In 2000 Leah Di Segni suggested that Paulos and Germanos were both martyrs of Caesarea Maritima (2000, 399). Paulos can be either a confessor beheaded on 25 July 309 in Caesarea (S00164) or Paulos of Yamnia, a companion of Pamphilos, whose fate is uncertain (S01333). See also: E00391. As for Germanos, she agrees with the identification suggested by Piccirillo.
The invocation is on behalf of the circus faction of the Blues, and only after them the name of the actual supplicant, a certain lector Papion, is mentioned. We can compare it with similar invocations: E00790 (Ephesos), E00844 (a village near Kibyra in southwest Asia Minor).
For another invocation of a saint, written on a roof tile in Umm er-Rasas, see E02570.
Inscription 2 commemorates a dedication made to a saint whose name begins with the letter sigma. This might be *Stephen the First Martyr to whom a church was dedicated in Umm er-Rasas (E02131). Another possibility is that the saint was *Sergios, whose cult was widely spread in the region. In Umm er-Rasas a number of people bore the name of this saint.
Dating: the inscriptions probably date to the late 6th or 7th c., as the mosaic panel with the building inscription for the church was dated to 578 or 593. Based on the study of ceramic finds, the excavators established that the church was abandoned in the 9th or 10th, but it is possible that the structure lost its religious character already in the mid-8th c.
Piccirillo, M., "The ecclesiastical complex of Saint Paul at Umm ar-Raṣāṣ - Kastron Mefaa", Annual of the Department of Antiquities of Jordan 46 (2002), 545-549.
Piccirillo, M., "La chiesa di San Paolo a Umm al-Rasas - Kastron Mefaa", Liber Annuus 47 (1997), 389-390, no. 3.
Di Segni, L., "A Chapel of St. Paul at Caesarea Maritima?
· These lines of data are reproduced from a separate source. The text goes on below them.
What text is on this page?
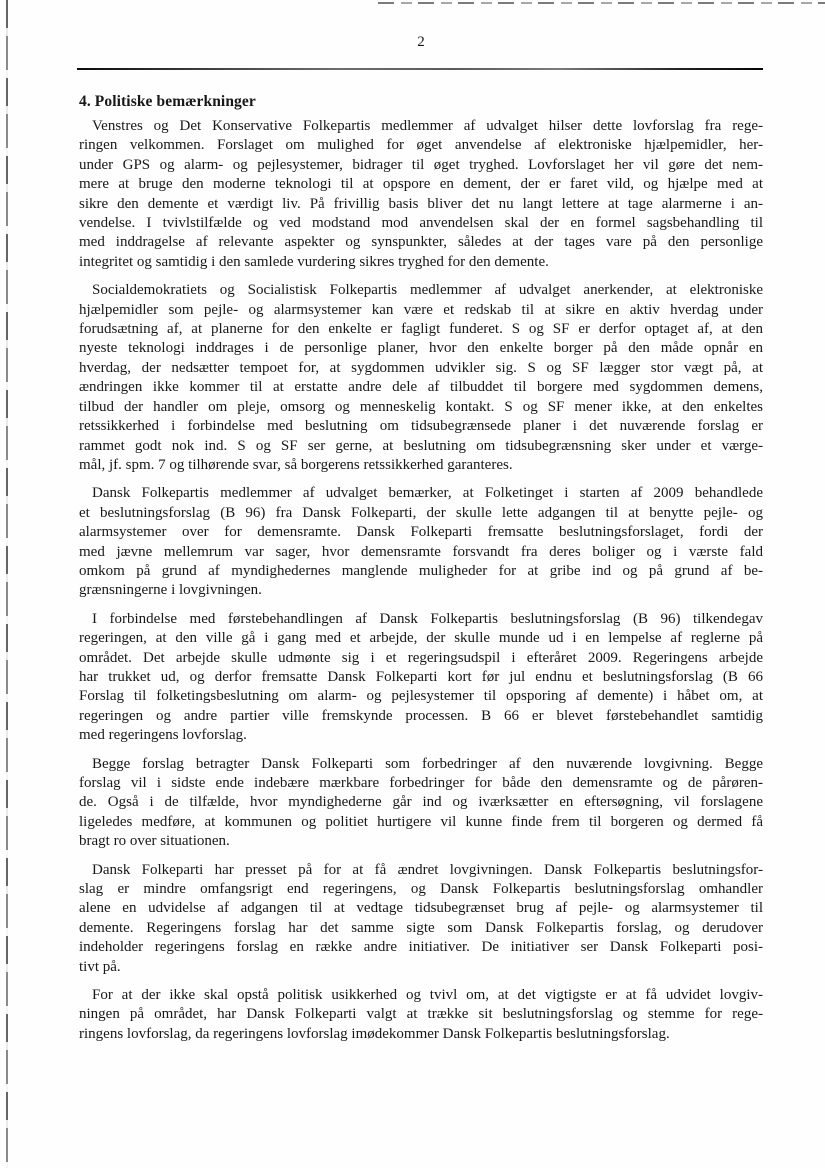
2
4. Politiske bemærkninger
Venstres og Det Konservative Folkepartis medlemmer af udvalget hilser dette lovforslag fra rege-
ringen velkommen. Forslaget om mulighed for øget anvendelse af elektroniske hjælpemidler, her-
under GPS og alarm- og pejlesystemer, bidrager til øget tryghed. Lovforslaget her vil gøre det nem-
mere at bruge den moderne teknologi til at opspore en dement, der er faret vild, og hjælpe med at
sikre den demente et værdigt liv. På frivillig basis bliver det nu langt lettere at tage alarmerne i an-
vendelse. I tvivlstilfælde og ved modstand mod anvendelsen skal der en formel sagsbehandling til
med inddragelse af relevante aspekter og synspunkter, således at der tages vare på den personlige
integritet og samtidig i den samlede vurdering sikres tryghed for den demente.
Socialdemokratiets og Socialistisk Folkepartis medlemmer af udvalget anerkender, at elektroniske
hjælpemidler som pejle- og alarmsystemer kan være et redskab til at sikre en aktiv hverdag under
forudsætning af, at planerne for den enkelte er fagligt funderet. S og SF er derfor optaget af, at den
nyeste teknologi inddrages i de personlige planer, hvor den enkelte borger på den måde opnår en
hverdag, der nedsætter tempoet for, at sygdommen udvikler sig. S og SF lægger stor vægt på, at
ændringen ikke kommer til at erstatte andre dele af tilbuddet til borgere med sygdommen demens,
tilbud der handler om pleje, omsorg og menneskelig kontakt. S og SF mener ikke, at den enkeltes
retssikkerhed i forbindelse med beslutning om tidsubegrænsede planer i det nuværende forslag er
rammet godt nok ind. S og SF ser gerne, at beslutning om tidsubegrænsning sker under et værge-
mål, jf. spm. 7 og tilhørende svar, så borgerens retssikkerhed garanteres.
Dansk Folkepartis medlemmer af udvalget bemærker, at Folketinget i starten af 2009 behandlede
et beslutningsforslag (B 96) fra Dansk Folkeparti, der skulle lette adgangen til at benytte pejle- og
alarmsystemer over for demensramte. Dansk Folkeparti fremsatte beslutningsforslaget, fordi der
med jævne mellemrum var sager, hvor demensramte forsvandt fra deres boliger og i værste fald
omkom på grund af myndighedernes manglende muligheder for at gribe ind og på grund af be-
grænsningerne i lovgivningen.
I forbindelse med førstebehandlingen af Dansk Folkepartis beslutningsforslag (B 96) tilkendegav
regeringen, at den ville gå i gang med et arbejde, der skulle munde ud i en lempelse af reglerne på
området. Det arbejde skulle udmønte sig i et regeringsudspil i efteråret 2009. Regeringens arbejde
har trukket ud, og derfor fremsatte Dansk Folkeparti kort før jul endnu et beslutningsforslag (B 66
Forslag til folketingsbeslutning om alarm- og pejlesystemer til opsporing af demente) i håbet om, at
regeringen og andre partier ville fremskynde processen. B 66 er blevet førstebehandlet samtidig
med regeringens lovforslag.
Begge forslag betragter Dansk Folkeparti som forbedringer af den nuværende lovgivning. Begge
forslag vil i sidste ende indebære mærkbare forbedringer for både den demensramte og de pårøren-
de. Også i de tilfælde, hvor myndighederne går ind og iværksætter en eftersøgning, vil forslagene
ligeledes medføre, at kommunen og politiet hurtigere vil kunne finde frem til borgeren og dermed få
bragt ro over situationen.
Dansk Folkeparti har presset på for at få ændret lovgivningen. Dansk Folkepartis beslutningsfor-
slag er mindre omfangsrigt end regeringens, og Dansk Folkepartis beslutningsforslag omhandler
alene en udvidelse af adgangen til at vedtage tidsubegrænset brug af pejle- og alarmsystemer til
demente. Regeringens forslag har det samme sigte som Dansk Folkepartis forslag, og derudover
indeholder regeringens forslag en række andre initiativer. De initiativer ser Dansk Folkeparti posi-
tivt på.
For at der ikke skal opstå politisk usikkerhed og tvivl om, at det vigtigste er at få udvidet lovgiv-
ningen på området, har Dansk Folkeparti valgt at trække sit beslutningsforslag og stemme for rege-
ringens lovforslag, da regeringens lovforslag imødekommer Dansk Folkepartis beslutningsforslag.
The Inscriptions", Liber Annuus 50 (2000), 399.
Michel, A., Les églises d'époque byzantine et umayyade de Jordanie (provinces d'Arabie et de Palestine), Ve-VIIIe siècle: typologie architecturale et aménagements liturgiques (avec catalogue des monuments; préface de Noël Duval; premessa di Michele Piccirillo) (Bibliothèque de l'Antiquité tardive 2, Turnhout: Brepols, 2001), 401 (for the inscription); 397-401, no. 145 (for a description of the church).
Roueché, C., "Spectacles in Late Antiquity: some observations", Antiquité tardive: revue internationale d’histoire et d’archéologie 15 (2007), 62-64.
Bulletin épigraphique (1997), 580.
Chroniques d'épigraphie byzantine, 914.
Supplementum Epigraphicum Graecum 47 2083-2084; 52, 1724.